Understanding Sun Master Index Processing (Repository)

Sun Match Engine Match Types (Repository)

The Sun Master Index wizard match types fall into four primary categories.

The actual standardization and match types entered into the Match Field file vary for each match type you select in the wizard. The match and standardization types for each type of field are listed in the following descriptions. The match types entered into the Match Field file correspond to the match types defined in the match configuration file, MatchConfigFile.cfg.

Person Match Types

The Person match types include PersonLastName and PersonFirstName. These match types are used to normalize and phonetically encode name fields for person matching. For each field with one of these match types, the wizard adds two fields to the object structure for phonetic and standardized versions. If you specify a field with a person match type for blocking in the wizard, the phonetic version of the name is automatically added to the blocking query. The following fields are created when you specify one of the Person match types for a field (field_name refers to the name of the field specified for Person matching).

The corresponding standardization and match types in the Match Field file are listed in Table 24.

Table 24 Person Name Standardization and Match Types

eView Wizard Match Type 

Match Field File Standardization Type 

Match Field File Match Type 

PersonLastName 

PersonName 

LastName 

PersonFirstName 

PersonName 

FirstName 

BusinessName Match Types

The BusinessName match type is designed to help parse, normalize, and phonetically encode a business name. BusinessName matching adds several fields to the object structure and to the match string. If you specify a business name field for blocking, each parsed business name field is added to the blocking query. The corresponding standardization type in the Match Field file for all fields selected for BusinessName matching is also BusinessName. The actual match type assigned to each field varies depending on the type of information in each field.

Table 25 lists the fields created when you select the BusinessName match type for a field along with their corresponding match types in the Match Field file (field_name refers to the name of the field selected for BusinessName matching).


Note –

Only specify this type of matching for one business name field; otherwise, the wizard will create duplicate entries in the object structure.

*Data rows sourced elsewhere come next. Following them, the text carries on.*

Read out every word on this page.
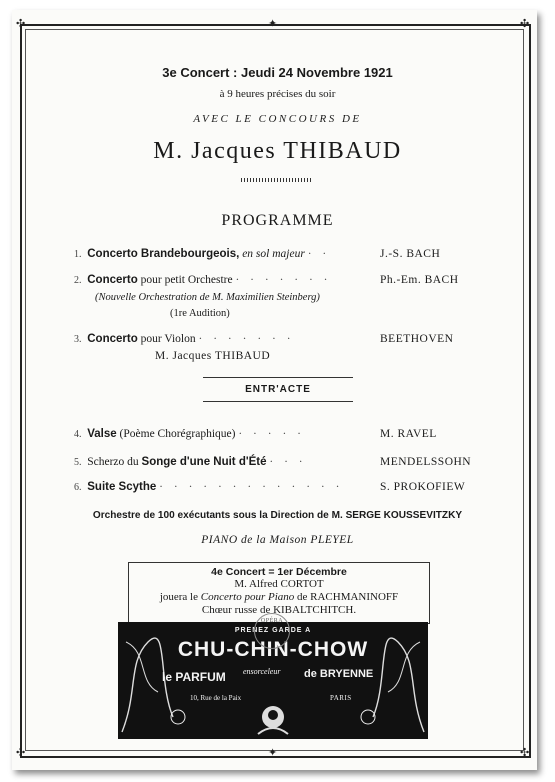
✣	✣
✣	✣
✦
✦
3e Concert : Jeudi 24 Novembre 1921
à 9 heures précises du soir
AVEC LE CONCOURS DE
M. Jacques THIBAUD
PROGRAMME
1. Concerto Brandebourgeois, en sol majeur · ·	J.-S. BACH
2. Concerto pour petit Orchestre · · · · · · ·	Ph.-Em. BACH
(Nouvelle Orchestration de M. Maximilien Steinberg)
(1re Audition)
3. Concerto pour Violon · · · · · · ·	BEETHOVEN
M. Jacques THIBAUD
ENTR'ACTE
4. Valse (Poème Chorégraphique) · · · · ·	M. RAVEL
5. Scherzo du Songe d'une Nuit d'Été · · ·	MENDELSSOHN
6. Suite Scythe · · · · · · · · · · · · ·	S. PROKOFIEW
Orchestre de 100 exécutants sous la Direction de M. SERGE KOUSSEVITZKY
PIANO de la Maison PLEYEL
4e Concert = 1er Décembre
M. Alfred CORTOT
jouera le Concerto pour Piano de RACHMANINOFF
Chœur russe de KIBALTCHITCH.
OPÉRA
PRENEZ GARDE A
CHU-CHIN-CHOW
le PARFUM ensorceleur de BRYENNE
10, Rue de la Paix	PARIS
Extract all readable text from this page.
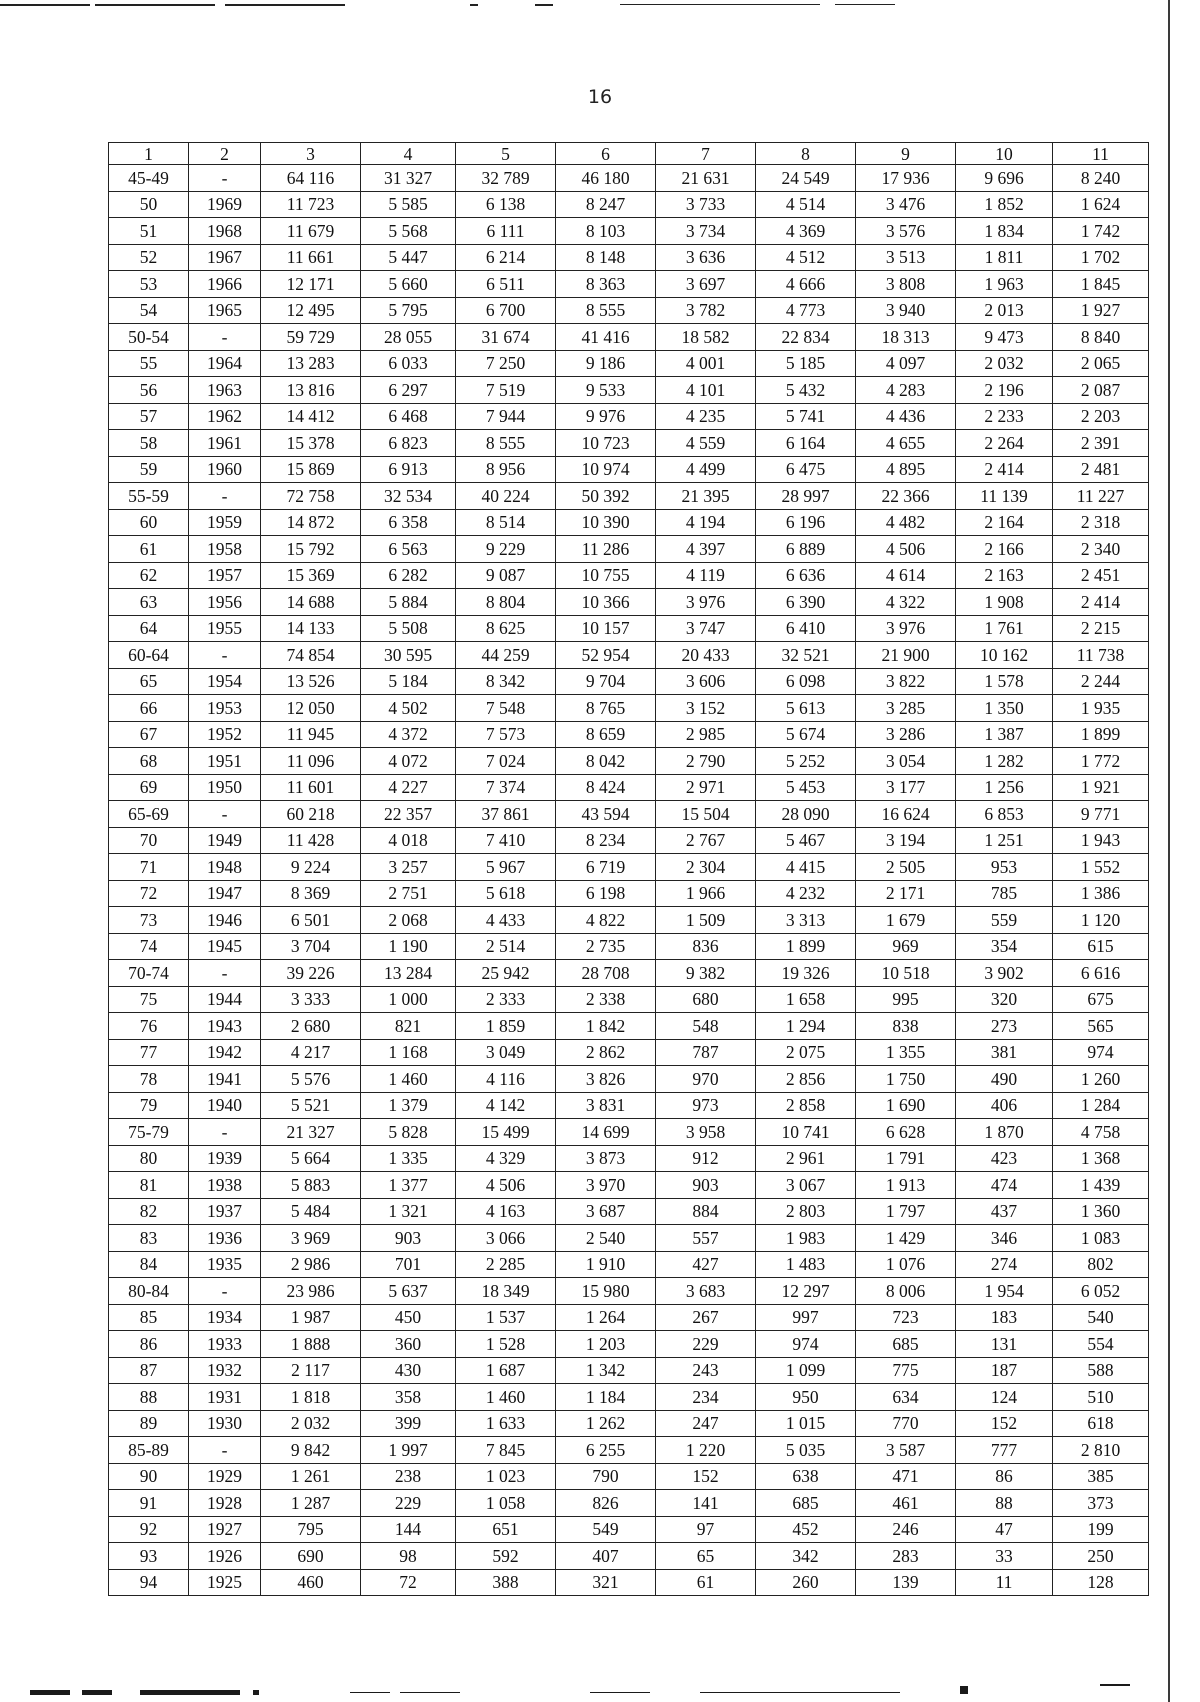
16
1	2	3	4	5	6	7	8	9	10	11
45-49	-	64 116	31 327	32 789	46 180	21 631	24 549	17 936	9 696	8 240
50	1969	11 723	5 585	6 138	8 247	3 733	4 514	3 476	1 852	1 624
51	1968	11 679	5 568	6 111	8 103	3 734	4 369	3 576	1 834	1 742
52	1967	11 661	5 447	6 214	8 148	3 636	4 512	3 513	1 811	1 702
53	1966	12 171	5 660	6 511	8 363	3 697	4 666	3 808	1 963	1 845
54	1965	12 495	5 795	6 700	8 555	3 782	4 773	3 940	2 013	1 927
50-54	-	59 729	28 055	31 674	41 416	18 582	22 834	18 313	9 473	8 840
55	1964	13 283	6 033	7 250	9 186	4 001	5 185	4 097	2 032	2 065
56	1963	13 816	6 297	7 519	9 533	4 101	5 432	4 283	2 196	2 087
57	1962	14 412	6 468	7 944	9 976	4 235	5 741	4 436	2 233	2 203
58	1961	15 378	6 823	8 555	10 723	4 559	6 164	4 655	2 264	2 391
59	1960	15 869	6 913	8 956	10 974	4 499	6 475	4 895	2 414	2 481
55-59	-	72 758	32 534	40 224	50 392	21 395	28 997	22 366	11 139	11 227
60	1959	14 872	6 358	8 514	10 390	4 194	6 196	4 482	2 164	2 318
61	1958	15 792	6 563	9 229	11 286	4 397	6 889	4 506	2 166	2 340
62	1957	15 369	6 282	9 087	10 755	4 119	6 636	4 614	2 163	2 451
63	1956	14 688	5 884	8 804	10 366	3 976	6 390	4 322	1 908	2 414
64	1955	14 133	5 508	8 625	10 157	3 747	6 410	3 976	1 761	2 215
60-64	-	74 854	30 595	44 259	52 954	20 433	32 521	21 900	10 162	11 738
65	1954	13 526	5 184	8 342	9 704	3 606	6 098	3 822	1 578	2 244
66	1953	12 050	4 502	7 548	8 765	3 152	5 613	3 285	1 350	1 935
67	1952	11 945	4 372	7 573	8 659	2 985	5 674	3 286	1 387	1 899
68	1951	11 096	4 072	7 024	8 042	2 790	5 252	3 054	1 282	1 772
69	1950	11 601	4 227	7 374	8 424	2 971	5 453	3 177	1 256	1 921
65-69	-	60 218	22 357	37 861	43 594	15 504	28 090	16 624	6 853	9 771
70	1949	11 428	4 018	7 410	8 234	2 767	5 467	3 194	1 251	1 943
71	1948	9 224	3 257	5 967	6 719	2 304	4 415	2 505	953	1 552
72	1947	8 369	2 751	5 618	6 198	1 966	4 232	2 171	785	1 386
73	1946	6 501	2 068	4 433	4 822	1 509	3 313	1 679	559	1 120
74	1945	3 704	1 190	2 514	2 735	836	1 899	969	354	615
70-74	-	39 226	13 284	25 942	28 708	9 382	19 326	10 518	3 902	6 616
75	1944	3 333	1 000	2 333	2 338	680	1 658	995	320	675
76	1943	2 680	821	1 859	1 842	548	1 294	838	273	565
77	1942	4 217	1 168	3 049	2 862	787	2 075	1 355	381	974
78	1941	5 576	1 460	4 116	3 826	970	2 856	1 750	490	1 260
79	1940	5 521	1 379	4 142	3 831	973	2 858	1 690	406	1 284
75-79	-	21 327	5 828	15 499	14 699	3 958	10 741	6 628	1 870	4 758
80	1939	5 664	1 335	4 329	3 873	912	2 961	1 791	423	1 368
81	1938	5 883	1 377	4 506	3 970	903	3 067	1 913	474	1 439
82	1937	5 484	1 321	4 163	3 687	884	2 803	1 797	437	1 360
83	1936	3 969	903	3 066	2 540	557	1 983	1 429	346	1 083
84	1935	2 986	701	2 285	1 910	427	1 483	1 076	274	802
80-84	-	23 986	5 637	18 349	15 980	3 683	12 297	8 006	1 954	6 052
85	1934	1 987	450	1 537	1 264	267	997	723	183	540
86	1933	1 888	360	1 528	1 203	229	974	685	131	554
87	1932	2 117	430	1 687	1 342	243	1 099	775	187	588
88	1931	1 818	358	1 460	1 184	234	950	634	124	510
89	1930	2 032	399	1 633	1 262	247	1 015	770	152	618
85-89	-	9 842	1 997	7 845	6 255	1 220	5 035	3 587	777	2 810
90	1929	1 261	238	1 023	790	152	638	471	86	385
91	1928	1 287	229	1 058	826	141	685	461	88	373
92	1927	795	144	651	549	97	452	246	47	199
93	1926	690	98	592	407	65	342	283	33	250
94	1925	460	72	388	321	61	260	139	11	128
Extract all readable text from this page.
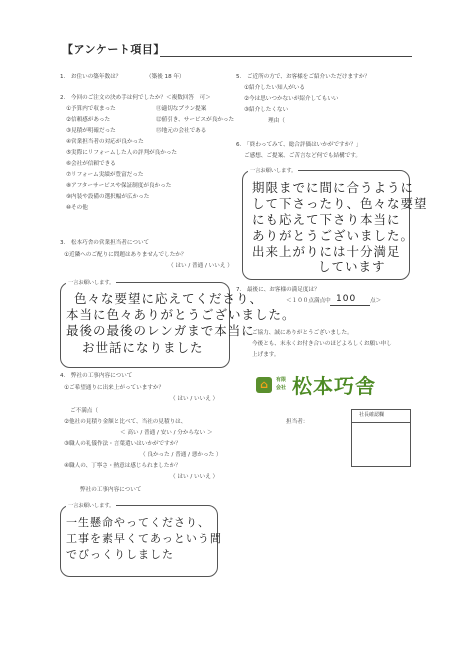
【アンケート項目】
1.　お住いの築年数は？	（築後 18 年）
2.　今回のご注文の決め手は何でしたか？＜複数回答　可＞
①予算内で収まった
②信頼感があった
③見積が明確だった
④営業担当者の対応が良かった
⑤実際にリフォームした人の評判が良かった
⑥会社が信頼できる
⑦リフォーム実績が豊富だった
⑧アフターサービスや保証制度が良かった
⑨内装や設備の選択幅が広かった
⑩その他
⑪適切なプラン提案
⑫値引き、サービスが良かった
⑬地元の会社である
3.　松本巧舎の営業担当者について
①近隣へのご配りに問題はありませんでしたか？
（ はい / 普通 / いいえ ）
一言お願いします。
色々な要望に応えてくださり、
本当に色々ありがとうございました。
最後の最後のレンガまで本当に
お世話になりました
4.　弊社の工事内容について
①ご希望通りに出来上がっていますか？
（ はい / いいえ ）
ご不満点（
②他社の見積り金額と比べて、当社の見積りは、
＜ 高い / 普通 / 安い / 分からない ＞
③職人の礼儀作法・言葉遣いはいかがですか？
（ 良かった / 普通 / 悪かった ）
④職人の、丁寧さ・熱意は感じられましたか？
（ はい / いいえ ）
弊社の工事内容について
一言お願いします。
一生懸命やってくださり、
工事を素早くてあっという間
でびっくりしました
5.　ご近所の方で、お客様をご紹介いただけますか？
①紹介したい知人がいる
②今は思いつかないが紹介してもいい
③紹介したくない
理由（
6.　「終わってみて、総合評価はいかがですか？」
ご感想、ご提案、ご苦言など何でも結構です。
一言お願いします。
期限までに間に合うように
して下さったり、色々な要望
にも応えて下さり本当に
ありがとうございました。
出来上がりには十分満足
しています
7.　最後に、お客様の満足度は？
＜１００点満点中 100 点＞
ご協力、誠にありがとうございました。
今後とも、末永くお付き合いのほどよろしくお願い申し
上げます。
⌂	有限
会社 松本巧舎
担当者：
社長確認欄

If more than one field contains the business name, you can add those fields to the standardization structure in the Match Field file after the wizard creates the configuration files.


Table 25 BusinessName Match Types

Field Name 

Description 

Added to the Match String? 

Match Field File Match Type 

field_name_Name

The parsed and normalized version of the business name. 

Yes 

PrimaryName 

field_name_NamePhon

The phonetic version of the business name. 

No 

 

field_name_OrgType

The parsed organization type of the business name. 

Yes 

OrgTypeKeyword 

field_name_AssocType

The association type for the business. 

Yes 

AssocTypeKeyword 

field_name_Industry

The name of the industry for the business. 

Yes 

IndustryTypeKeyword 

field_name_Sector

The name of the industry sector (industries are a subset of sectors). 

Yes 

IndustrySectorList 

field_name_Alias

An alias for the business name. 

No 

 

field_name_Url

The business’ web site URL. 

Yes 

Url 

Address Match Types

The Address match type is designed to help parse, normalize, and phonetically encode an address for matching or standardizing address information. Address matching adds several fields to the object structure and to the match string. If you specify an address field for blocking, the parsed fields are added to the blocking query. The corresponding standardization type for fields selected for Address matching is Address. The actual match type assigned to each field varies depending on the type of information in each field.

The fields created when you select the Address match type for a field are listed below along with their corresponding match types in the Match Field file (field_name refers to the name of the field selected for Address matching).


Note –

Only specify this type of matching for one street address field; otherwise, the wizard will create duplicate entries in the object structure. If more than one field contains the street address, you can define the additional fields in the standardization structure in the Match Field file after the wizard creates the configuration files.


Table 26 Address Match Types

Field Name 

Description 

Added to Match String? 

Match Field File Match Type 

field_name_HouseNo

The parsed street number of the address. 

Yes 

HouseNumber 

field_name_StDir

The parsed and normalized street direction of the address. 

Yes 

StreetDir 

field_name_StName

The parsed and normalized street name of the address. 

Yes 

StreetName 

field_name_StPhon

The phonetic version of the street name. 

No 

 

field_name_StType

The parsed and normalized street type of the address, such as Boulevard, Street, Drive, and so on. 

Yes 

StreetType 

If you want to search on street addresses but do not want to use these fields for matching, select the Address match type for only one street address field in the wizard. When the wizard is complete, you can remove the address fields from the match string in the Match Field file.

Miscellaneous Match Types

Several additional match types are defined in the wizard for the Sun Match Engine. These match types are used to indicate matching on a string, date, or number fields other than those described above or to indicate matching on a field that contains a single character (such as the gender field, which might accept “F” for female or “M” for male). These match types do not define standardization for the specified field and do not add any fields to the object structure. If you specify one of these match types for a field in the wizard, the field is added to the match string with a match type of String, Date, Number, or Char.